L’incident a fait l’objet d’un examen minutieux, mais aucune mesure réglementaire immédiate. Transavia a confirmé une enquête interne, citant le respect des directives de l’Agence de la sécurité aérienne de l’Union européenne (AESA), qui stipulent que l’accès au cockpit est régi par le manuel d’exploitation de la compagnie aérienne et par la discrétion du capitaine.
Les autorités aéronautiques néerlandaises reconnaissent que cette pratique est « indésirable » et signalent que Transavia est en train de réviser ses politiques. Cependant, ils n’ont pas ouvert d’enquête formelle. L’incident soulève des questions sur la façon dont les compagnies aériennes gèrent la surréservation : la pratique standard implique une compensation et une nouvelle réservation pour les passagers refusés, mais cette compagnie aérienne a trouvé une solution de contournement moins chère, bien que inhabituelle.
La zone grise juridique
La réglementation de l’AESA (CAT.GEN.MPA.135) autorise les non-membres de l’équipage dans le cockpit uniquement s’ils sont autorisés par le manuel d’exploitation ou en tant que représentants des autorités aéronautiques. La clé est de savoir si le manuel de Transavia autorise explicitement cette pratique, qui semble désormais changer. Si le manuel le permettait, la politique était exceptionnellement permissive. Même s’il y était autorisé, le capitaine restait responsable de s’assurer qu’aucune distraction ou violation de la sécurité ne se produisait.
Un modèle de pratiques inhabituelles
Cet incident n’est pas isolé. Les compagnies aériennes ont déjà traité la surréservation de manière non conventionnelle. Delta est parti une fois avec un excès de passagers avant de se rendre compte de l’erreur et de retourner à la porte. Pakistan International Airlines a déjà volé avec des passagers debout dans l’allée pour un vol de 1 700 milles. TUI transportait autrefois des passagers qui n’avaient pas de sièges assignés, ce qui les obligeait à rester assis par terre pendant toute la durée du vol.

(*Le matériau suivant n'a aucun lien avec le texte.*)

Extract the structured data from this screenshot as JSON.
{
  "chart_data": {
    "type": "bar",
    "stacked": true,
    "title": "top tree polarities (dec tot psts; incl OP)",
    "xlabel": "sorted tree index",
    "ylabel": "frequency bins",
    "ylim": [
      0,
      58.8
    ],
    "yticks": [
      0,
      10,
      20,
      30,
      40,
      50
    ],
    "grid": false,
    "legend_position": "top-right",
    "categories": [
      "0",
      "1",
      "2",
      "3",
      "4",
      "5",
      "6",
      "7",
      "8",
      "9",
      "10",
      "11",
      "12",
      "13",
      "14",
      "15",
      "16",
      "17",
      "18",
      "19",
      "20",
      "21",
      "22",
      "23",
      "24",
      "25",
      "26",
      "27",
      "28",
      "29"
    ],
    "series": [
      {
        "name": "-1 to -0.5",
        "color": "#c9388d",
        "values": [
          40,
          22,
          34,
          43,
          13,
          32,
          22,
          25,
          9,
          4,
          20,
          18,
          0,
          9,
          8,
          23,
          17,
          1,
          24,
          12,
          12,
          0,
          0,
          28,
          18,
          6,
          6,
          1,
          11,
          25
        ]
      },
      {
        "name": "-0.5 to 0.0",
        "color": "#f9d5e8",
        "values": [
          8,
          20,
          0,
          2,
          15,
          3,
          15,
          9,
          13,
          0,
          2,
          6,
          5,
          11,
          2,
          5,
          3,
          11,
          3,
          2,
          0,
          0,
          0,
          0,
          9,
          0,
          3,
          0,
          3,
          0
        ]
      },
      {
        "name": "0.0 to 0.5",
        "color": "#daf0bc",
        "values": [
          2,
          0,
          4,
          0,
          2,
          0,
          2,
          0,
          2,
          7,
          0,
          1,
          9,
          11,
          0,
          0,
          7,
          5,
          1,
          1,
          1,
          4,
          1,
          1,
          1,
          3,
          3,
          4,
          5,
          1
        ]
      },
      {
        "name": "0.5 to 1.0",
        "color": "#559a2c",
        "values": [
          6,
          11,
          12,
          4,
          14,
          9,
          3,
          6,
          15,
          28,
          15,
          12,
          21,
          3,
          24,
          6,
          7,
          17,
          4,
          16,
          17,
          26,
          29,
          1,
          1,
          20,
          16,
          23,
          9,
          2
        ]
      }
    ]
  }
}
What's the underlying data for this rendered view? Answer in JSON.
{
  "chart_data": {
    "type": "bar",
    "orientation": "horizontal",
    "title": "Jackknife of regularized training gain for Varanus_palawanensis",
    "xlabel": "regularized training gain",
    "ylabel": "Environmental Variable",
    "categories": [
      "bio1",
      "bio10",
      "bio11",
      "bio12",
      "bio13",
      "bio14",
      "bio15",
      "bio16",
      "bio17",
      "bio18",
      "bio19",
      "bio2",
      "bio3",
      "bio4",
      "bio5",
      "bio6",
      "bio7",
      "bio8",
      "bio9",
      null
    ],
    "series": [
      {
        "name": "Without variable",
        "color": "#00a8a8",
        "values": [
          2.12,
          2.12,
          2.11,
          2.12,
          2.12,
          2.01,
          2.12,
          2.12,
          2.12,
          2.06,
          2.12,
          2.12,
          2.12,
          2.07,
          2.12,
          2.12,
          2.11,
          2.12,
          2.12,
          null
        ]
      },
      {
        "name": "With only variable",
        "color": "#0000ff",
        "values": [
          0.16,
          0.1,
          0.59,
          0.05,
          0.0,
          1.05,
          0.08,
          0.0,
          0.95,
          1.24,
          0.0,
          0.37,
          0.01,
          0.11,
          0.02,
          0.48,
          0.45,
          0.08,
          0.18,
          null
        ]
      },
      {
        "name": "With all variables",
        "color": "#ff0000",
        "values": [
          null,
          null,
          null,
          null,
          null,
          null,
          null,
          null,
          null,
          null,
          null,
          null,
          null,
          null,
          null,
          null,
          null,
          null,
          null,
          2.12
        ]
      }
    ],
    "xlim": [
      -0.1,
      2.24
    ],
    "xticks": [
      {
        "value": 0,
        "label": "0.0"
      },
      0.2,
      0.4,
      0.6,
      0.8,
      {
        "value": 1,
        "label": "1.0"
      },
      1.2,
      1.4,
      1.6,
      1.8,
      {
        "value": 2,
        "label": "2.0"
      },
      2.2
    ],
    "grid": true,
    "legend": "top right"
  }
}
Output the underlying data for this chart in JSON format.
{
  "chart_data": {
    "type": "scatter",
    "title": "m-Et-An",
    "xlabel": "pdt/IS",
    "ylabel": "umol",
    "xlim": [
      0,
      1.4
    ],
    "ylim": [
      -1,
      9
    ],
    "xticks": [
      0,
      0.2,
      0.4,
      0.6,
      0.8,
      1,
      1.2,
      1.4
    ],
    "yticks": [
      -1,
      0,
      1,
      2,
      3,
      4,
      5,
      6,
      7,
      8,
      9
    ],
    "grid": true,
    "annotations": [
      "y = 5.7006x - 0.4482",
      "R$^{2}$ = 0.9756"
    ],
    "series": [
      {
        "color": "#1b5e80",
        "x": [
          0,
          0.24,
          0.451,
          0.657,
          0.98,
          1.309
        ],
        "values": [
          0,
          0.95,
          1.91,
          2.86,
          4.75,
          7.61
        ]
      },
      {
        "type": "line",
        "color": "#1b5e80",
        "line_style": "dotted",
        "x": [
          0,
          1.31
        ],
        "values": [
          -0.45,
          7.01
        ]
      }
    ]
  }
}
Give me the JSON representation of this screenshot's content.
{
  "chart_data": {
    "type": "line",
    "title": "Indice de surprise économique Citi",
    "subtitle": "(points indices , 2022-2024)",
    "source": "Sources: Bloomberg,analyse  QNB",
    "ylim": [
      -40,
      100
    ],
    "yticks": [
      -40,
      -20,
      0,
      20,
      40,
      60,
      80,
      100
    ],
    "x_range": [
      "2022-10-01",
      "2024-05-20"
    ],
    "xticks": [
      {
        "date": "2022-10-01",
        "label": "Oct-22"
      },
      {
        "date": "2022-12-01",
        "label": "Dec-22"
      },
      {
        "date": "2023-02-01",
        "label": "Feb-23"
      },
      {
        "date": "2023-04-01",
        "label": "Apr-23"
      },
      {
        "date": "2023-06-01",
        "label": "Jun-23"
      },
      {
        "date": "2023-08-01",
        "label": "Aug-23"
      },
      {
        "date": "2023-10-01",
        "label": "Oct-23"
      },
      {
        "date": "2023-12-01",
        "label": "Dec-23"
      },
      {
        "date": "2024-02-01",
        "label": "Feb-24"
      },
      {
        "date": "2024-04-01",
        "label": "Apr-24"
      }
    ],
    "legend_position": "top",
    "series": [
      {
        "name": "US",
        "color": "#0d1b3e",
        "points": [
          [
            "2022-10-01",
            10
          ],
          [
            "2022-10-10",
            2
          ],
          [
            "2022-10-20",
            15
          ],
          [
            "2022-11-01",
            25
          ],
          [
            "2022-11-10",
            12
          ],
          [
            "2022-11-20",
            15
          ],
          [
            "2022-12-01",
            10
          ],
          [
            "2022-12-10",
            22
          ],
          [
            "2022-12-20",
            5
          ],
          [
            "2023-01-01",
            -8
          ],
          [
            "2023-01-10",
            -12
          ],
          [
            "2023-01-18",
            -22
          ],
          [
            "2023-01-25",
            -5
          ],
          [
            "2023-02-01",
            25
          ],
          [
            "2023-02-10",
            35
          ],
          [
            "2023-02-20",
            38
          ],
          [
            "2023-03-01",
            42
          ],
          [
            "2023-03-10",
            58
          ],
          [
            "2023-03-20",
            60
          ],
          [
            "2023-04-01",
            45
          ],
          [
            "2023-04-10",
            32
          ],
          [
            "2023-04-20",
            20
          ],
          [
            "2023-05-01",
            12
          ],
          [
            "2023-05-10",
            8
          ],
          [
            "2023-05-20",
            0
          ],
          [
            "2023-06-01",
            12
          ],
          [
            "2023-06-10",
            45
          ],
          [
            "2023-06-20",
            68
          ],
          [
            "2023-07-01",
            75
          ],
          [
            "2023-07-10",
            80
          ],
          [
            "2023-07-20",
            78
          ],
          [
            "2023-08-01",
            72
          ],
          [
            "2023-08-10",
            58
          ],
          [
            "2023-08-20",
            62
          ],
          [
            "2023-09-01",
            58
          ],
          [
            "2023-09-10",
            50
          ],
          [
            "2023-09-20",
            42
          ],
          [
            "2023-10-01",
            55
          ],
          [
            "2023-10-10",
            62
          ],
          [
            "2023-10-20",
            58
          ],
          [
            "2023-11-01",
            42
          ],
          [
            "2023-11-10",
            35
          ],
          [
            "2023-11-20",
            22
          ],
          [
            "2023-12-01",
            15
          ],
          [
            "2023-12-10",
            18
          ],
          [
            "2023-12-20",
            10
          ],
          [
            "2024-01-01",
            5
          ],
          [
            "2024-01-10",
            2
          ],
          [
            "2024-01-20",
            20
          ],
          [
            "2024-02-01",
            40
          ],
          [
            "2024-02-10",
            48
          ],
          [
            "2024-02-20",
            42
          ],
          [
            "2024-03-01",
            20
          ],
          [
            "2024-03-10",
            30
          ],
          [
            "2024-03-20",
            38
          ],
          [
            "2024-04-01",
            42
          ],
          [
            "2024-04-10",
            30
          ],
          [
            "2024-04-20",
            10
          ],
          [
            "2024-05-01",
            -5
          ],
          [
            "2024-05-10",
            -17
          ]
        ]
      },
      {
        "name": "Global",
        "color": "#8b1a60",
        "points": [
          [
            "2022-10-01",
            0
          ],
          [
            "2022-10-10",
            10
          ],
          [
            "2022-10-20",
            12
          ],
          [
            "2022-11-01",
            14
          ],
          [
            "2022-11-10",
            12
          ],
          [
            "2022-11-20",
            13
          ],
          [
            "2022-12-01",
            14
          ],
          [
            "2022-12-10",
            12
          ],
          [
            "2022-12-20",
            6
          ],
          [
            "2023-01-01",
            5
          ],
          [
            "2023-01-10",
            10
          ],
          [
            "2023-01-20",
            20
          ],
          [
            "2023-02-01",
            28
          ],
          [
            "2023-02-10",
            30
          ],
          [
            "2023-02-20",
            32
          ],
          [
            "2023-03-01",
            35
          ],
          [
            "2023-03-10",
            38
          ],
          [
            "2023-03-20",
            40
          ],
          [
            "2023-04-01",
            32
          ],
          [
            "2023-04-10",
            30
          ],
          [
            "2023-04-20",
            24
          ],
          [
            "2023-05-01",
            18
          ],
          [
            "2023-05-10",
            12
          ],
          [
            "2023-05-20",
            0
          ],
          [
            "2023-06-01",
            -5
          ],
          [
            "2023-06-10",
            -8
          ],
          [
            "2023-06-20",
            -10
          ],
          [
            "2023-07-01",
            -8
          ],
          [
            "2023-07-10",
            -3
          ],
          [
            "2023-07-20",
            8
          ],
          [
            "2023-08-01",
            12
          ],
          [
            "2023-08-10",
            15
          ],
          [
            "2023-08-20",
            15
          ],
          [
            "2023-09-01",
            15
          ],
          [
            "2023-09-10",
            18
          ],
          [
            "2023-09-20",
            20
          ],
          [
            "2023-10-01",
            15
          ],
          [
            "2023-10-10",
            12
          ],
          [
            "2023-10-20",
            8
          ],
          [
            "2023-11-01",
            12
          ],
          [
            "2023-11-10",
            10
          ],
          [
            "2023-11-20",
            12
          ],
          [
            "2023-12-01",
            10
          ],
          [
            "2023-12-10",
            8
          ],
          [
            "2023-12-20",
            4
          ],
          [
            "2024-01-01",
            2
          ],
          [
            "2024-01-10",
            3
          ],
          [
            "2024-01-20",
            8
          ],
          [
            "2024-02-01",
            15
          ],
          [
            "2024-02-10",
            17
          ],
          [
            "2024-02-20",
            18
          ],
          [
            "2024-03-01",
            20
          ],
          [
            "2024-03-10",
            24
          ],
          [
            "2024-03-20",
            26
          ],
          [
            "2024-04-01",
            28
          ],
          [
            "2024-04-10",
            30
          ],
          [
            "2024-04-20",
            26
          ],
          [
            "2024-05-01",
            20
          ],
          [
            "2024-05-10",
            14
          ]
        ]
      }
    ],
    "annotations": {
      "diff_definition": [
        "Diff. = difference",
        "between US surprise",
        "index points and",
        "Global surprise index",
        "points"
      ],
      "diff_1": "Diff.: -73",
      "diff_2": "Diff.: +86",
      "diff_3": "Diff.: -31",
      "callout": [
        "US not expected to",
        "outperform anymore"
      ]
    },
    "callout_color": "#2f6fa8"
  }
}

Il est également connu que des pilotes autorisent de manière inappropriée un accès non autorisé au cockpit, notamment lorsque des personnes non qualifiées manipulent les commandes.
L’incident de Transavia révèle une lacune dans la réglementation : même si aucune règle n’a été enfreinte techniquement, la compagnie aérienne a exploité une faille pour se soustraire à ses obligations financières. Ce résultat embarrassant impose un changement de politique, mais souligne la nécessité de normes plus strictes pour empêcher des mesures similaires de réduction des coûts.